Polygon Pays $2 Million Bounty

Ethereum sidechain Polygon has patched a critical bug on its Plasma Bridge contract.

A postmortem report from the bug bounty platform Immunefi revealed that it had discovered the issue and it was patched before any hack or funds were lost.

Polygon is the largest sidechain network on Ethereum. It operates the Plasma Bridge, a two-way token gateway that lets users transfer assets from Ethereum mainnet to Polygon and withdraw them back on Ethereum.

Polygon’s Plasma Bridge has a security exit mechanism that involves burning tokens that have been requested to be withdrawn to mainnet. On Oct. 5, the whitehat hacker Gerhard Wagner found a security vulnerability that could let malicious hackers bypass the bridge’s exit mechanism.

The main vulnerability affected WithdrawManager, a specific function in the bridge contract that authenticates burn transaction in previous blocks for withdrawing assets back to Ethereum.

Wagner reported the vulnerability to Immunefi, which then notified Polygon. Per the Immunefi postmortem, the Polygon team “immediately began fixing the underlying issue” and it was safely patched soon after. The bug was reportedly severe enough that it could have allowed hackers to drain the entire value locked on Plasma Bridge, which was around $850 million at the time.

The Polygon team has rewarded Wagner with $2 million, the highest bounty paid in the crypto space to date.

In a statement shared with Crypto Briefing, Polygon co-founder Jaynti Kanani said that security should not be an afterthought when building the Web 3. Commenting on the issue, Kanani added that Immunefi had helped the Polygon team “connect with security researchers to make the Polygon Proof-of-Stake network more resilient.”

The incident serves as a reminder of security issues with interoperability bridges.
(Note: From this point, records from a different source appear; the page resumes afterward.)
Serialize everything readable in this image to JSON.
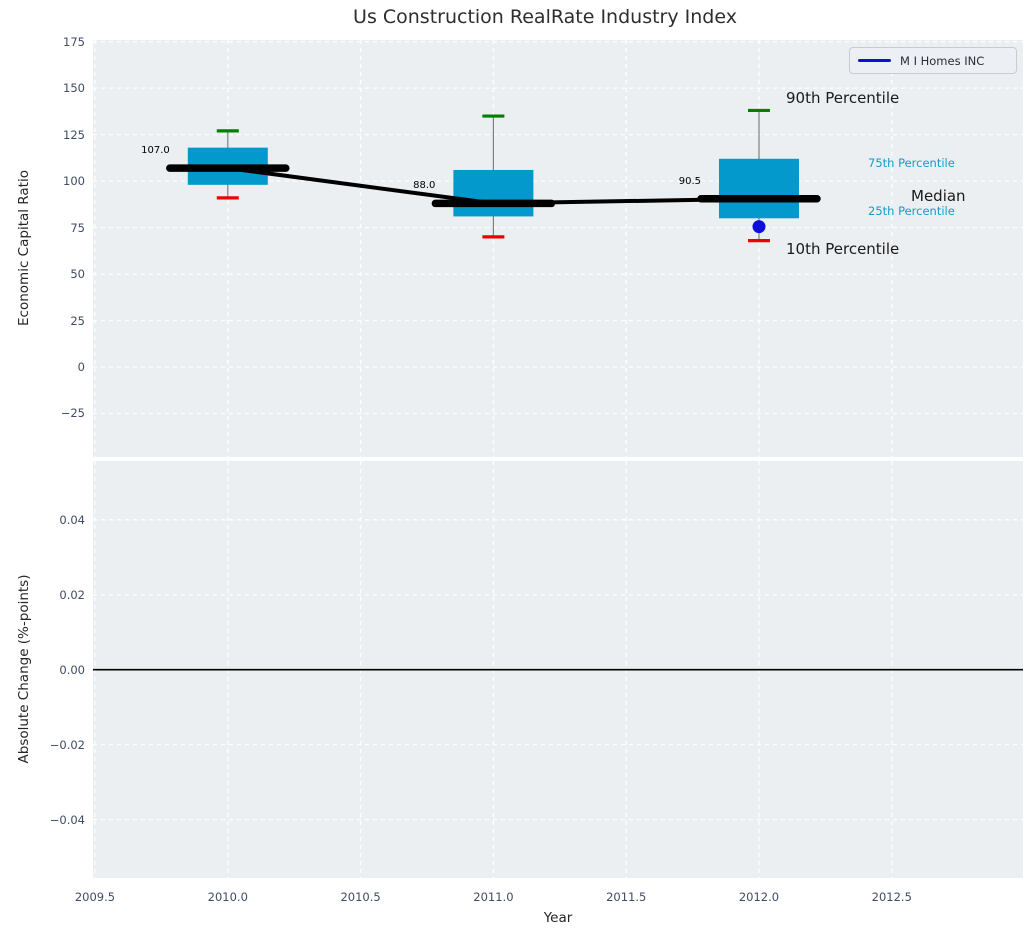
{
  "title": "Us Construction RealRate Industry Index",
  "legend": {
    "label": "M I Homes INC",
    "line_color": "#0d0de0"
  },
  "colors": {
    "panel_bg": "#eceff1",
    "grid": "#ffffff",
    "box_fill": "#0399cd",
    "p90_cap": "#008000",
    "p10_cap": "#ee0000",
    "whisker": "#7f7f7f",
    "median_line": "#000000",
    "company_marker": "#0d0de0",
    "zero_line": "#000000",
    "tick_text": "#3f4c63",
    "percentile_label": "#139bce"
  },
  "chart_data": {
    "type": "boxplot-timeseries",
    "title": "Us Construction RealRate Industry Index",
    "x": {
      "label": "Year",
      "lim": [
        2009.4925,
        2012.994
      ],
      "ticks": {
        "values": [
          2009.5,
          2010.0,
          2010.5,
          2011.0,
          2011.5,
          2012.0,
          2012.5
        ],
        "labels": [
          "2009.5",
          "2010.0",
          "2010.5",
          "2011.0",
          "2011.5",
          "2012.0",
          "2012.5"
        ]
      }
    },
    "top_panel": {
      "ylabel": "Economic Capital Ratio",
      "ylim": [
        -48.4,
        175.9
      ],
      "yticks": {
        "values": [
          175,
          150,
          125,
          100,
          75,
          50,
          25,
          0,
          -25
        ],
        "labels": [
          "175",
          "150",
          "125",
          "100",
          "75",
          "50",
          "25",
          "0",
          "−25"
        ]
      },
      "groups": [
        {
          "year": 2010,
          "p10": 91,
          "p25": 98,
          "median": 107.0,
          "p75": 118,
          "p90": 127,
          "label": "107.0"
        },
        {
          "year": 2011,
          "p10": 70,
          "p25": 81,
          "median": 88.0,
          "p75": 106,
          "p90": 135,
          "label": "88.0"
        },
        {
          "year": 2012,
          "p10": 68,
          "p25": 80,
          "median": 90.5,
          "p75": 112,
          "p90": 138,
          "label": "90.5",
          "company_value": 75.5
        }
      ],
      "median_trend": [
        [
          2010,
          107.0
        ],
        [
          2011,
          88.0
        ],
        [
          2012,
          90.5
        ]
      ],
      "annotations": [
        {
          "text": "90th Percentile",
          "style": "large",
          "anchor": "p90"
        },
        {
          "text": "75th Percentile",
          "style": "small",
          "anchor": "p75"
        },
        {
          "text": "Median",
          "style": "large",
          "anchor": "median"
        },
        {
          "text": "25th Percentile",
          "style": "small",
          "anchor": "p25"
        },
        {
          "text": "10th Percentile",
          "style": "large",
          "anchor": "p10"
        }
      ]
    },
    "bottom_panel": {
      "ylabel": "Absolute Change (%-points)",
      "ylim": [
        -0.0556,
        0.0557
      ],
      "yticks": {
        "values": [
          0.04,
          0.02,
          0.0,
          -0.02,
          -0.04
        ],
        "labels": [
          "0.04",
          "0.02",
          "0.00",
          "−0.02",
          "−0.04"
        ]
      },
      "zero_line": 0.0
    }
  }
}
As a variety of Layer 1 blockchains have seen explosive growth, bridges have soared in popularity. However, there are major security issues with many bridges, which has led to several attacks in which hackers have exploited vulnerabilities. In one notable incident, $611 million was stolen from a cross-chain bridge service called PolyNetwork. Other cross-chain bridge incidents on pNetwork and Thorchain also suffered multi-million dollar losses in recent months.

Disclosure: At the time of writing, the author of this feature owned ETH.